Control of electrical properties in solution-processed ATO thin-film transistors through gallium doping

Abstract

In this study, we investigated the effects of Gallium (Ga) doping on the electrical properties of solution-processed Antimony-Tin Oxide (ATO) thin-film transistors (TFTs). Notably, ATO films initially exhibited no switching characteristics due to their high conductivity. However, doping Ga into ATO successfully induced switching behavior.

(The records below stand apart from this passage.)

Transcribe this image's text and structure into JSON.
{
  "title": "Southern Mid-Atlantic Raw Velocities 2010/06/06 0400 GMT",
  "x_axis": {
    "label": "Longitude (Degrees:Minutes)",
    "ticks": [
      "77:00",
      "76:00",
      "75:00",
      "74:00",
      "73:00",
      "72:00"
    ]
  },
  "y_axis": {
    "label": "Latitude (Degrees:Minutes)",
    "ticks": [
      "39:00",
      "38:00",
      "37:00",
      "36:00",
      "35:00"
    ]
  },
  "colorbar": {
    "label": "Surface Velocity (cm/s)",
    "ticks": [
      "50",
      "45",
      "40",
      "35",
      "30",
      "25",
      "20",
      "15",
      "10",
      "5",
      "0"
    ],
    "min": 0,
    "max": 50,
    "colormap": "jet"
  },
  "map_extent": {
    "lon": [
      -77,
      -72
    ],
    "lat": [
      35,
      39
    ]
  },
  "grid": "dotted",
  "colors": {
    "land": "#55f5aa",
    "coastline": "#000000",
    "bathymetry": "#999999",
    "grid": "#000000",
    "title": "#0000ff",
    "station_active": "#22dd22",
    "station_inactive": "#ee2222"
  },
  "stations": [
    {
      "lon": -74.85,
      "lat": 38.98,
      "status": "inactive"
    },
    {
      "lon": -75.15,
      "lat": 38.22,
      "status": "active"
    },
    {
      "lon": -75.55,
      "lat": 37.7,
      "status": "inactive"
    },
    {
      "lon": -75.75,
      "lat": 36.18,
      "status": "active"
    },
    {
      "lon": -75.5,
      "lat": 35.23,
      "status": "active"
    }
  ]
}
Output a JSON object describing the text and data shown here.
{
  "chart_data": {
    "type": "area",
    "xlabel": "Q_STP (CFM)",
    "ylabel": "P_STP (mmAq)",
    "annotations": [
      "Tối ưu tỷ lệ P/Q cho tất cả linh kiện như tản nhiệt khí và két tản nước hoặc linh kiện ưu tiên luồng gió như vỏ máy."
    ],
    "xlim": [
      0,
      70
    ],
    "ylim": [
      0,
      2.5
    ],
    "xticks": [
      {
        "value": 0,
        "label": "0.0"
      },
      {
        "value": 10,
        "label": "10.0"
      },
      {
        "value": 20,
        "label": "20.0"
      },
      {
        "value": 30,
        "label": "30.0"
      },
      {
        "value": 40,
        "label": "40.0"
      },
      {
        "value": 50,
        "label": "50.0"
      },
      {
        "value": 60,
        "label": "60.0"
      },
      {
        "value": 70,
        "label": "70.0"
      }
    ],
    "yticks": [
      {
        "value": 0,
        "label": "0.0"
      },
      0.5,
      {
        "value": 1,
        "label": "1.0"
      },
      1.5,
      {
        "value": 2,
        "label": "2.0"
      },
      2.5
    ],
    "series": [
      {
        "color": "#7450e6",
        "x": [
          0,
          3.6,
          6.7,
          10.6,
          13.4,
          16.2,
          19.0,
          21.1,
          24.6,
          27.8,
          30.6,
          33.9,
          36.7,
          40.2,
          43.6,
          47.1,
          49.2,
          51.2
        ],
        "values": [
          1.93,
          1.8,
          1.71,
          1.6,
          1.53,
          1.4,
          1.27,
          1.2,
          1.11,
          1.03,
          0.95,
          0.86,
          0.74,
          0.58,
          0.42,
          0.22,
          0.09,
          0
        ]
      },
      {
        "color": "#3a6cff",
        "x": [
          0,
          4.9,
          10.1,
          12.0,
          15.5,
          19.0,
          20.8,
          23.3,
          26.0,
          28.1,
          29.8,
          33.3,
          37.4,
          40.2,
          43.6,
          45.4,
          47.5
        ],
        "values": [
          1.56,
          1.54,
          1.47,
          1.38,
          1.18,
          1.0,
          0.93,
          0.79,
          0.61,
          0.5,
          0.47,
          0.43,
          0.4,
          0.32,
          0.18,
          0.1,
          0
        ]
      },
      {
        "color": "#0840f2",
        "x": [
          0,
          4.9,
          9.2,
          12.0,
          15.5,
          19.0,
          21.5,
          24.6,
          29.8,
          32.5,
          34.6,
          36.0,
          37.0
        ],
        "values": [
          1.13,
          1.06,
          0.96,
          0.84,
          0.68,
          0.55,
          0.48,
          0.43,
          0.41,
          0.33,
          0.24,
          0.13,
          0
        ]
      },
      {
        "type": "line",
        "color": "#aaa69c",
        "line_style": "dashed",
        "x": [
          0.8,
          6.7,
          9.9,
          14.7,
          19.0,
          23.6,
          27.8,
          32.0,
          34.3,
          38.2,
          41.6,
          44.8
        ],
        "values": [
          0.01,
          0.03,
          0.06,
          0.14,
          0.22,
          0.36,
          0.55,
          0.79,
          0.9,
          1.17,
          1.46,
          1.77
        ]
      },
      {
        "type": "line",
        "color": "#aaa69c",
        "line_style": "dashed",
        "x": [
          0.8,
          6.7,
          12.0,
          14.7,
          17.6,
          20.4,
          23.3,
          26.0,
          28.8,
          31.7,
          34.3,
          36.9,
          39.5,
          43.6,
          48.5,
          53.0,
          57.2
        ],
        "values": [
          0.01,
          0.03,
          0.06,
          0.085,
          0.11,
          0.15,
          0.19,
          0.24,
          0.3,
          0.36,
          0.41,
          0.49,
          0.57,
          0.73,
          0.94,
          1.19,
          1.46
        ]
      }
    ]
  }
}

The Antimony–Gallium–Tin Oxide (AGTO) TFT, with a Ga doping concentration of 20%, demonstrated excellent electrical performance, achieving a saturation mobility of 1.12 cm² V⁻¹ s⁻¹ and an on/off current ratio of 4.68 × 10⁴. Furthermore, the device exhibited stability under both negative and positive bias stress conditions, with threshold voltage shifts of −2 V and +1.8 V, respectively. These results are attributed to the introduction of Ga, which not only reduced the electron concentration by creating holes within the Tin oxide matrix but also decreased oxygen-related defects in the film due to the strong bonding affinity of Ga with oxygen. Additionally, Ga doping suppressed crystallization in the ATO film, thereby contributing to the formation of highly uniform films. Consequently, it was demonstrated that AGTO allows effective control over defects and carrier concentration by adjusting the Ga content. Therefore, solution-processed AGTO is anticipated to be a promising oxide semiconductor for low-cost and large-area applications.